Disruption of COX1 and COX2 signaling significantly impairs tumor cell immune evasion.

  • Major finding: Disruption of COX1 and COX2 signaling significantly impairs tumor cell immune evasion.

  • Mechanism: COX-driven PGE2 secretion suppresses antitumor immune mediators and induces tumor-promoting inflammation.

  • Impact: Inhibition of COX may serve as adjuvant therapy with immune-based anticancer therapies.
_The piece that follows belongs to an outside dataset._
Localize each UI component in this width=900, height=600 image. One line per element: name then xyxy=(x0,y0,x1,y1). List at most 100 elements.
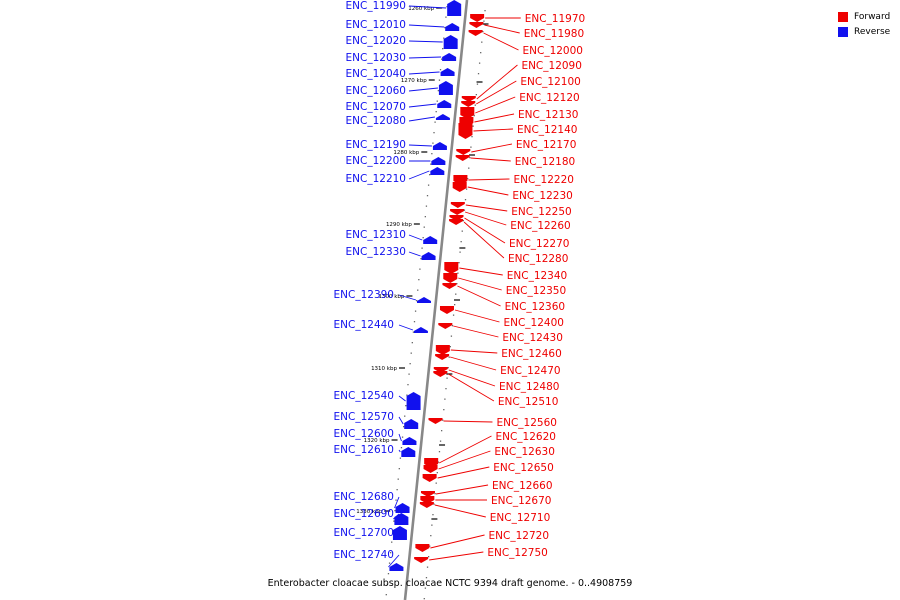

Active evasion of antitumor immune responses by cancer cells facilitates tumor growth and progression. Although several mechanisms of tumor-mediated immune suppression and evasion have been described, the molecular drivers of this pathway remain poorly understood. Using mouse BrafV600E-driven melanoma cells, Zelenay and colleagues demonstrated that cyclooxygenase (COX)-driven production of prostaglandin E2 (PGE2) is a primary mediator of the proinflammatory signature that enables tumor cells to evade immunosurveillance. COX-dependent secretion of PGE2 by melanoma cells was required for the growth and poor immunogenicity of BrafV600E-mutant melanoma cells in immunocompetent mice and resulted in immunomodulatory effects on bone marrow–derived dendritic cells and macrophages. Double-knockout of the genes encoding COX1 and COX2 eliminated nearly all PGE2 production from tumors and impaired tumor growth in wild-type mice via activation of both adaptive and innate immune responses. COX ablation resulted in impaired accumulation and activation of CD103+ dendritic cells and a shift in the inflammatory profile of myeloid cells, including increased expression of antitumor immune mediators, such as IFNγ, and decreased expression of proinflammatory cytokines, such as IL6. Consistent with these findings, COX-dependent production of PGE2 was necessary for escape from anticancer immunity and tumor formation by multiple types of mouse cancer cell lines, including breast and colorectal cancer cells, indicating a conserved mechanism of tumor-mediated immune suppression. Inhibition of COX synergized with anti–programmed cell death 1 (PD-1) blocking antibody to more effectively inhibit tumor growth in vivo compared with anti–PD-1 alone. Furthermore, in human patients with melanoma, high mRNA expression of the gene encoding COX2 positively correlated with the expression of tumor-promoting inflammatory factors and inversely correlated with IFN-stimulated gene expression, suggesting that COX mediates immune suppression across species. Overall, these data identify COX-driven PGE2 secretion as a critical suppressor of immune surveillance and support the therapeutic potential of COX inhibition in combination with immune checkpoint blockade.

Zelenay S, van der Veen AG, Böttcher JP, Snelgrove KJ, Rogers N, Acton SE, et al. Cyclooxygenase-dependent tumor growth through evasion of immunity. Cell 2015;162:1257–70.